Describing a Trump rally in Butler, Pennsylvania, in October, where Trump survived an assassination attempt in July, Wolff writes: 'And Elon is here, waiting when [Trump's team] arrive[s], which is cause for a moment of consternation … Elon! Next only to Trump, there is Elon.'
Saying aides viewed Musk as 'a new, overwhelming, and discordant presence in the campaign', generating 'an ever-rising tide of bewildering, if not opaque, requests, orders, and recommendations', Wolff said aides thought Musk had 'elevated the Trump campaign in his own mind to a personal mission and religious cause', while 'the Trump circle' was 'already anticipating the earth shaking when he and Trump invariably f[e]ll out.
'When they arrive, Elon – wandering about by himself, with only a thin layer of assistants or security – is hungry. This causes a kerfuffle and results in uncertainty over how to attend to him. Someone produces a bag of pretzel sticks.
'The suggestion is made that JD is here and would love to speak to him. Musk, sitting down and eating his pretzel sticks, politely declines: 'I've really no interest in speaking to a vice-president.'
'Later, called onstage, with no one having any idea what he might say, Musk bounds up and, suddenly – in Mick Jagger style, prancing and jumping – becomes the headline, his T-shirt rising far above his midriff.

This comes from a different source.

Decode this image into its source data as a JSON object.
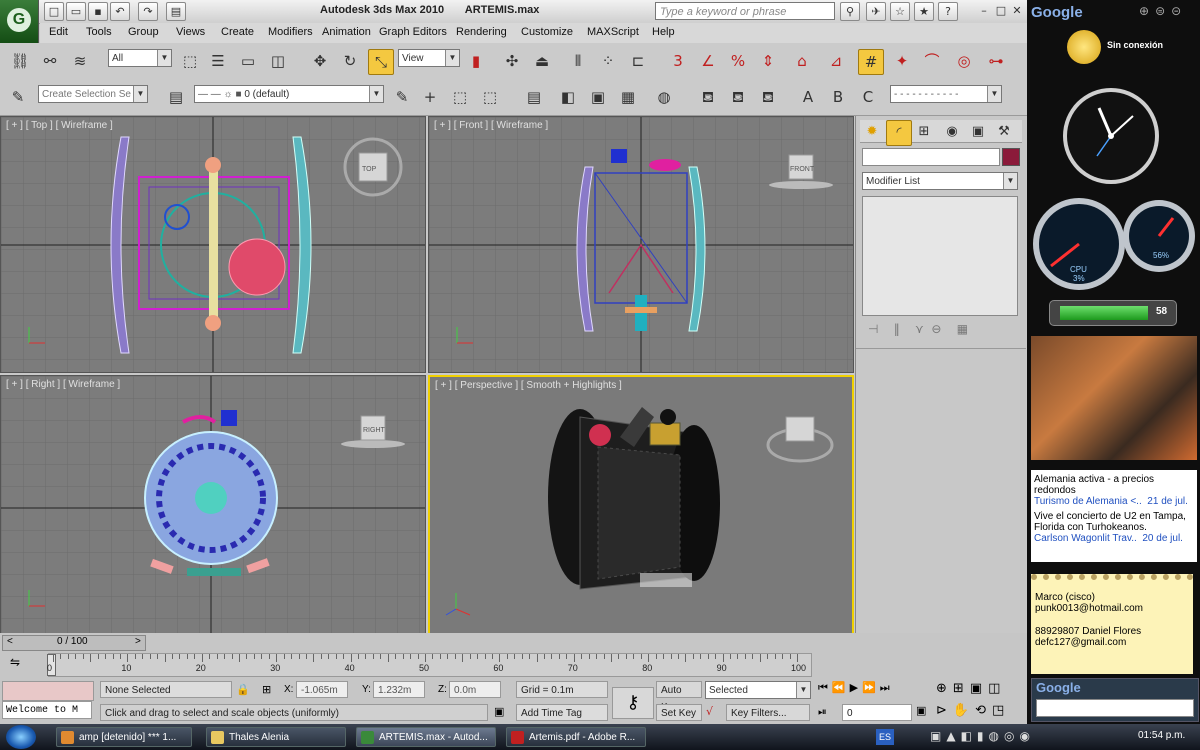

'What the fuck is wrong with this guy?' says a bewildered Trump. 'And why doesn't his shirt fit?'
Elsewhere, Wolff describes Trump's extensive second thoughts about Vance, in one instance reportedly described in a phone conversation with an unnamed confidant.
'Yeah. What the fuck is with that name-change stuff?' Trump is depicted as saying. 'How many name changes has he had? That's shifty, that's very shifty. That's my staff fucking up. They know what I think about people changing their names. I think it's shifty. And they didn't tell me.'
Vance was born James Donald Bowman. After his parents split up he was adopted by his new stepfather and renamed James David Hamel. Long known as 'J.D.', he later changed to his surname to Vance, after the beloved grandmother of whom he writes in Hillbilly Elegy, his bestselling book from 2016. He eventually dropped the periods, to become 'JD'.